Alternative to Steroid Cream Effective in Fighting Eczema
An ointment version of a widely used drug for transplant patients appears to be effective against eczema. Researchers say the medicine, a form of the drug known as tacrolimus or FK506, may offer an alternative to corticosteroid creams.
In a study in the Sept. 18 New England Journal of Medicine, doctors from Heinrich Heine University in Dusseldorf, Germany, found that three weeks of treatment on 213 patients made skin rashes disappear in about three-quarters of patients with eczema, also known as atopic dermatitis. The only apparent side effect of the ointment was a burning sensation. The ointment is not yet commercially available.
Natural Substance Helps Diabetics With Foot Infections
British scientists have found that a naturally occurring substance called granulocyte colony stimulating factor (G-CSF) can help diabetic patients fight off foot infections. Diabetics are susceptible to such infections because of poor circulation in their limbs and nerve damage that often masks the presence of cuts and abrasions. The disease also impedes the body’s immune response.
Dr. Andrew Gough and his colleagues at King’s College Hospital in London studied 40 patients with such infections. Half received G-CSF and half received a placebo, but all received antibiotics. They report in the Sept. 20 Lancet that patients receiving G-CSF required less antibiotic, recovered faster and were released from the hospital sooner.
Now Cancer Patients Can Lick Away the Pain
AU.S. government advisory panel Wednesday recommended approval of a new drug formulation that would let cancer patients treat severe pain at home, saying its benefits outweighed the risks. Actiq, made by Salt Lake City-based Anesta Corp., comes on a stick resembling a lollipop, which patients can suck on, delivering the pain medication quickly to the body.
Anesta said tests showed Actiq (oral transmucosal fetanyl citrate) worked as well as intravenous morphine in treating the flare-ups of so-called breakthrough pain that torment many cancer patients.
Organ Donor Left Legacy of Life--and Peanut Allergy
A man who received a new liver and kidney in an organ transplant also got something he didn’t want--an allergy to peanuts. French doctors described the unusual case, which occurred eight years ago, in the New England Journal of Medicine.
A 22-year-old man who knew he was allergic to peanuts ate them by mistake when he had satay sauce, which contains peanuts. He fell into a coma and died. Doctors gave his liver and right kidney to a 35-year-old man and his pancreas and left kidney to a 27-year-old woman. Neither was told of the cause of the organ donor’s death. Three months later, the man suffered a skin rash and difficulty breathing after eating peanuts. After concluding he had a newly developed allergy, the doctors fed peanuts to the woman under close medical supervision, but she showed no ill effects.
Frequent Sex Leads to Baby Boys, Researchers Find
Abstinence from sex in the days before fertilization slightly increases the chances of having a girl by increasing the number of X-chromosome-bearing--or girl-determining--sperm.
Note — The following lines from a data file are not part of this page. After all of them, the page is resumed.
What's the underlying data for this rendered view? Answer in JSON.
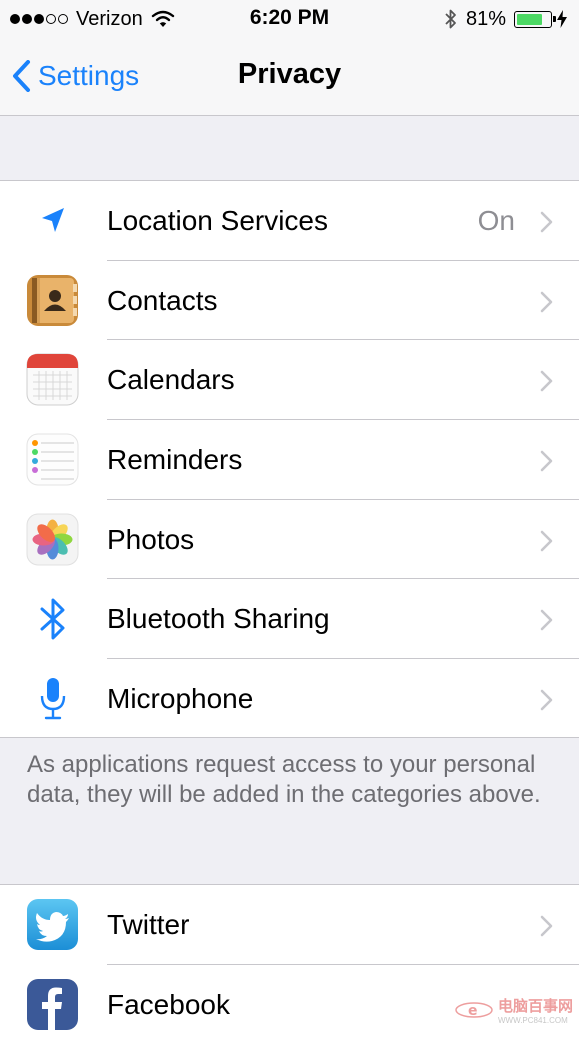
{
  "status_bar": {
    "carrier": "Verizon",
    "time": "6:20 PM",
    "battery_percent": "81%",
    "battery_level": 0.81,
    "signal_bars_filled": 3,
    "signal_bars_total": 5
  },
  "nav": {
    "back_label": "Settings",
    "title": "Privacy"
  },
  "privacy_items": [
    {
      "label": "Location Services",
      "value": "On",
      "icon": "location-arrow-icon"
    },
    {
      "label": "Contacts",
      "icon": "contacts-icon"
    },
    {
      "label": "Calendars",
      "icon": "calendar-icon"
    },
    {
      "label": "Reminders",
      "icon": "reminders-icon"
    },
    {
      "label": "Photos",
      "icon": "photos-icon"
    },
    {
      "label": "Bluetooth Sharing",
      "icon": "bluetooth-icon"
    },
    {
      "label": "Microphone",
      "icon": "microphone-icon"
    }
  ],
  "footer_note": "As applications request access to your personal data, they will be added in the categories above.",
  "social_items": [
    {
      "label": "Twitter",
      "icon": "twitter-icon"
    },
    {
      "label": "Facebook",
      "icon": "facebook-icon"
    }
  ],
  "watermark": {
    "text": "电脑百事网",
    "sub": "WWW.PC841.COM"
  },
  "colors": {
    "accent": "#1a82fb",
    "background": "#efeff4",
    "separator": "#c8c7cc",
    "secondary_text": "#8e8e93",
    "battery_fill": "#4cd964"
  }
}
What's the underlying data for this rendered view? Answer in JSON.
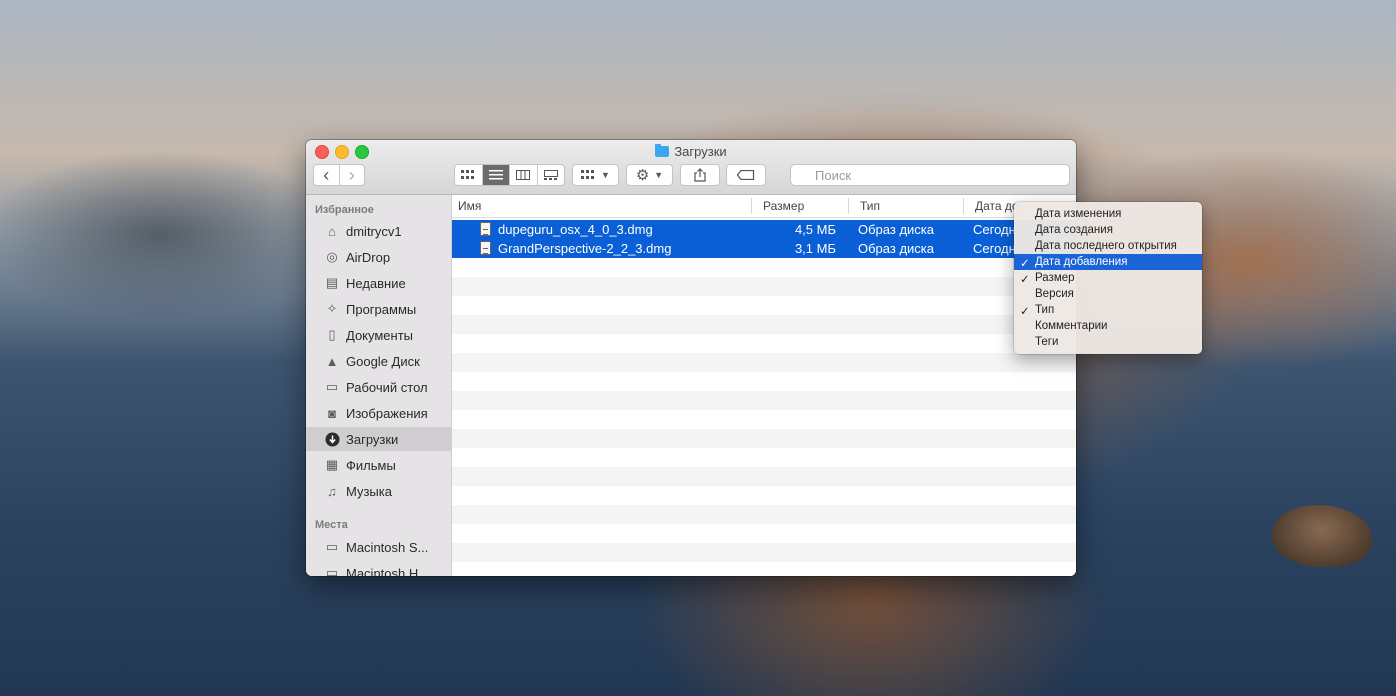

Researchers from Baylor College of Medicine in Houston studied 10 healthy men, ages 30 to 40. Each man produced two semen samples--one 24 to 36 hours after ejaculation, one seven to 10 days afterward.
They reported in the September Fertility and Sterility that the samples obtained shortly after ejaculation contained 47.6% X-bearing sperm, while those obtained after days contained 49.6%.
Previous studies have shown that more boys are born in the first several years of marriage and after soldiers return from war, both periods when frequent sex would occur. The new findings could provide an explanation for those observations.